El Subcat S-30 sale ya con sus veinte pasajeros alborotando la cubierta. El submarino es resultado de un proyecto de investigación desarrollado en Marín durante diez años con un presupuesto de 15 millones de euros. Es el único diseño del mundo que navega en superficie y en inmersión, y que permite observar cómo se sumerge desde las ventanas. Mientras se dirige al lugar del descenso, Loyola cuenta la hazaña del último verano. «Pesqué un congrio de 20 kilos». Cuesta creerlo, repite. «Subí y les dije a los de la lancha que lo había visto, le calculé entre 15 y 20 kilos, no esperé, bajé y le disparé en un ojo; si no lo coges a la primera lo pierdes; 1,98, casi dos metros medía». Hace falta valor.

El congrio estaba riquísimo y los sargos y las robalizas también. Este año aún no bajó, se dedicó al windsurf, pero ya lo hará. Mucho mar. Otro agosto, su hermano y su hermana Urkiola le lanzaron un órdago: venirse a vela desde Lekeitio en un barco de nueve metros. «Pensaron que no iba a venir», pone cara de fardar. Borja aprecia el paso por Fisterra y ella corrige: «Qué va, es mucho más duro pasar Estaca». También son destemidos los De Palacio.

-¿De quién os viene?

-De aita , aita era buen pescador y buen marino.

El Catalonia Uno se para. En un punto señalado en la carta náutica como Faro das Pedras-Sálvores, los pasajeros pasan al tubo. Comienza la inmersión. Es de película. La escena del trasatlántico hundiéndose y los pasajeros espantados viendo por el ojo de buey cómo desaparece la línea de mar. Igual. Sólo que aquí no hay gritos. La peli no es de submarinos, no hay cargas de profundidad. A diez metros, el buque toca fondo. La sensación es la misma que en superficie, sólo cambia el paisaje. El agua está turbia y pasan gigantescas lechugas de mar, esas algas verdes; no se ven peces. «Hay mucho lodo, las bateas... está todo esquilmado, imagina este fondo hace treinta años», comenta alguien.

Un banquito minúsculo de peces minúsculos. Una estrellita de mar. Más algas. De pronto, un hombre rana al otro lado del cristal. Trae una nécora y una centolla. Al fondo se oye a Loyola determinando el sexo a un golpe de vista. Se las sabe todas. El buzo vuelve con un coral violeta, una estrella, una raya mosaico y, al final, un melgacho de barriga blanca, primitivo, fuerte, cabeza, aleta y dientes que meten miedo. «A veces les muerden a los buzos, la piel es como lija, la usaban para fregar las cubiertas de los barcos», dice el jefe de mantenimiento, Lino Argibay.

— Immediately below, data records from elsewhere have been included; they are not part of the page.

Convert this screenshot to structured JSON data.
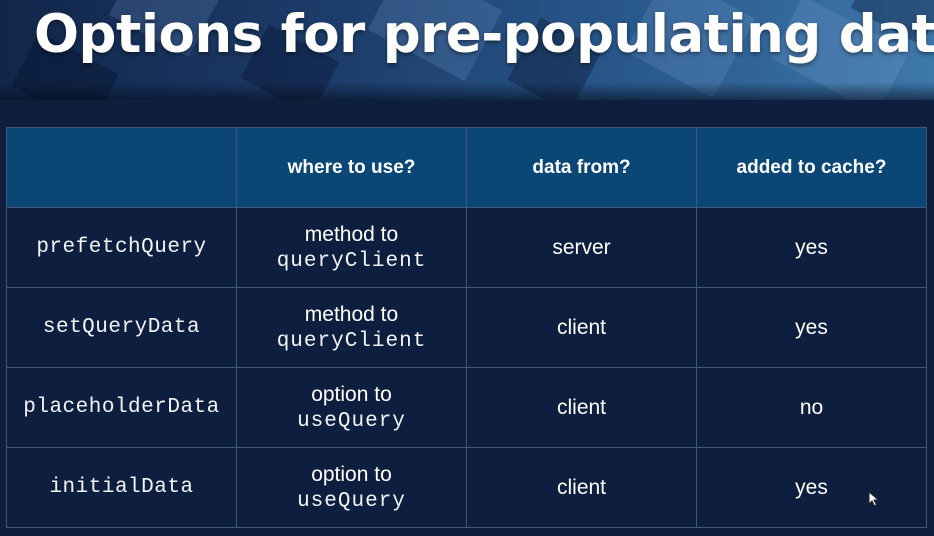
{
  "slide": {
    "title": "Options for pre-populating data"
  },
  "table": {
    "headers": [
      "",
      "where to use?",
      "data from?",
      "added to cache?"
    ],
    "rows": [
      {
        "name": "prefetchQuery",
        "where_text": "method to",
        "where_code": "queryClient",
        "data_from": "server",
        "added_to_cache": "yes"
      },
      {
        "name": "setQueryData",
        "where_text": "method to",
        "where_code": "queryClient",
        "data_from": "client",
        "added_to_cache": "yes"
      },
      {
        "name": "placeholderData",
        "where_text": "option to",
        "where_code": "useQuery",
        "data_from": "client",
        "added_to_cache": "no"
      },
      {
        "name": "initialData",
        "where_text": "option to",
        "where_code": "useQuery",
        "data_from": "client",
        "added_to_cache": "yes"
      }
    ]
  },
  "colors": {
    "header_row": "#0a4676",
    "body_row": "#0d1e3e",
    "border": "#41577a",
    "text": "#ffffff"
  },
  "icons": {
    "cursor": "mouse-pointer-icon"
  }
}
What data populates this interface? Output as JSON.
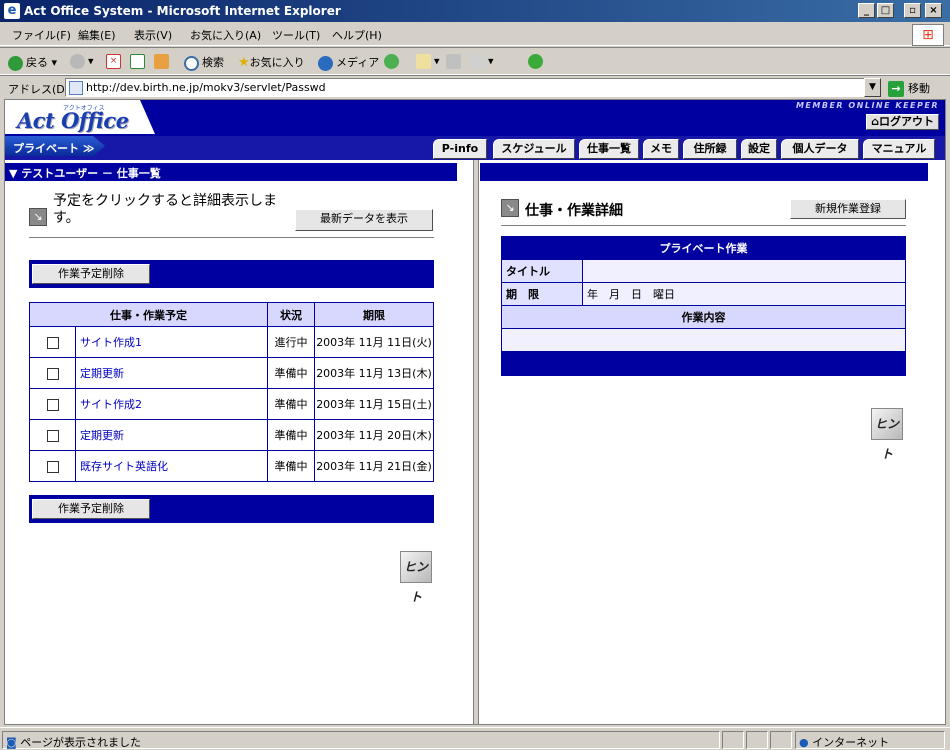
{
  "window": {
    "title": "Act Office System - Microsoft Internet Explorer"
  },
  "menu": [
    "ファイル(F)",
    "編集(E)",
    "表示(V)",
    "お気に入り(A)",
    "ツール(T)",
    "ヘルプ(H)"
  ],
  "toolbar": {
    "back": "戻る",
    "search": "検索",
    "favorites": "お気に入り",
    "media": "メディア"
  },
  "address": {
    "label": "アドレス(D)",
    "url": "http://dev.birth.ne.jp/mokv3/servlet/Passwd",
    "go": "移動"
  },
  "header": {
    "logo": "Act Office",
    "logo_ruby": "アクトオフィス",
    "tagline": "MEMBER ONLINE KEEPER",
    "logout": "ログアウト",
    "private_label": "プライベート"
  },
  "nav": [
    "P-info",
    "スケジュール",
    "仕事一覧",
    "メモ",
    "住所録",
    "設定",
    "個人データ",
    "マニュアル"
  ],
  "left": {
    "pane_title": "▼ テストユーザー － 仕事一覧",
    "instruction": "予定をクリックすると詳細表示します。",
    "refresh_button": "最新データを表示",
    "delete_button": "作業予定削除",
    "table_headers": [
      "仕事・作業予定",
      "状況",
      "期限"
    ],
    "rows": [
      {
        "title": "サイト作成1",
        "status": "進行中",
        "due": "2003年 11月 11日(火)"
      },
      {
        "title": "定期更新",
        "status": "準備中",
        "due": "2003年 11月 13日(木)"
      },
      {
        "title": "サイト作成2",
        "status": "準備中",
        "due": "2003年 11月 15日(土)"
      },
      {
        "title": "定期更新",
        "status": "準備中",
        "due": "2003年 11月 20日(木)"
      },
      {
        "title": "既存サイト英語化",
        "status": "準備中",
        "due": "2003年 11月 21日(金)"
      }
    ],
    "hint": "ヒント"
  },
  "right": {
    "section_title": "仕事・作業詳細",
    "new_button": "新規作業登録",
    "table_title": "プライベート作業",
    "title_label": "タイトル",
    "due_label": "期　限",
    "due_value": "年　月　日　曜日",
    "content_label": "作業内容",
    "hint": "ヒント"
  },
  "status": {
    "text": "ページが表示されました",
    "zone": "インターネット"
  }
}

Se pasa bomba, pero qué pena, no aparece ningún pulpo. Probaron a enjaularlos para enseñar a los turistas, pero a los dos días empezaban a morderse y morían de estrés.

El fondo es maravilloso. Y ahora huele raro. Acaban de largar oxígeno en el tubo para mantener la proporción del aire real. Hay que subir, como un avión que despega; en menos de un minuto, arriba. Abordaje a otro catamarán, desayuno a media mañana, visión submarina de las bateas. Loyola no deja de explicar, sabe más que nadie, de mújeles, pintos, algas, golfos, mejillones... Incluso le apunta al armador un detalle para la mejora del diseño. Es que no para. Ahora ya está arriba, trepando al techo del submarino. De un lado para otro, alegre y curiosa allá donde va.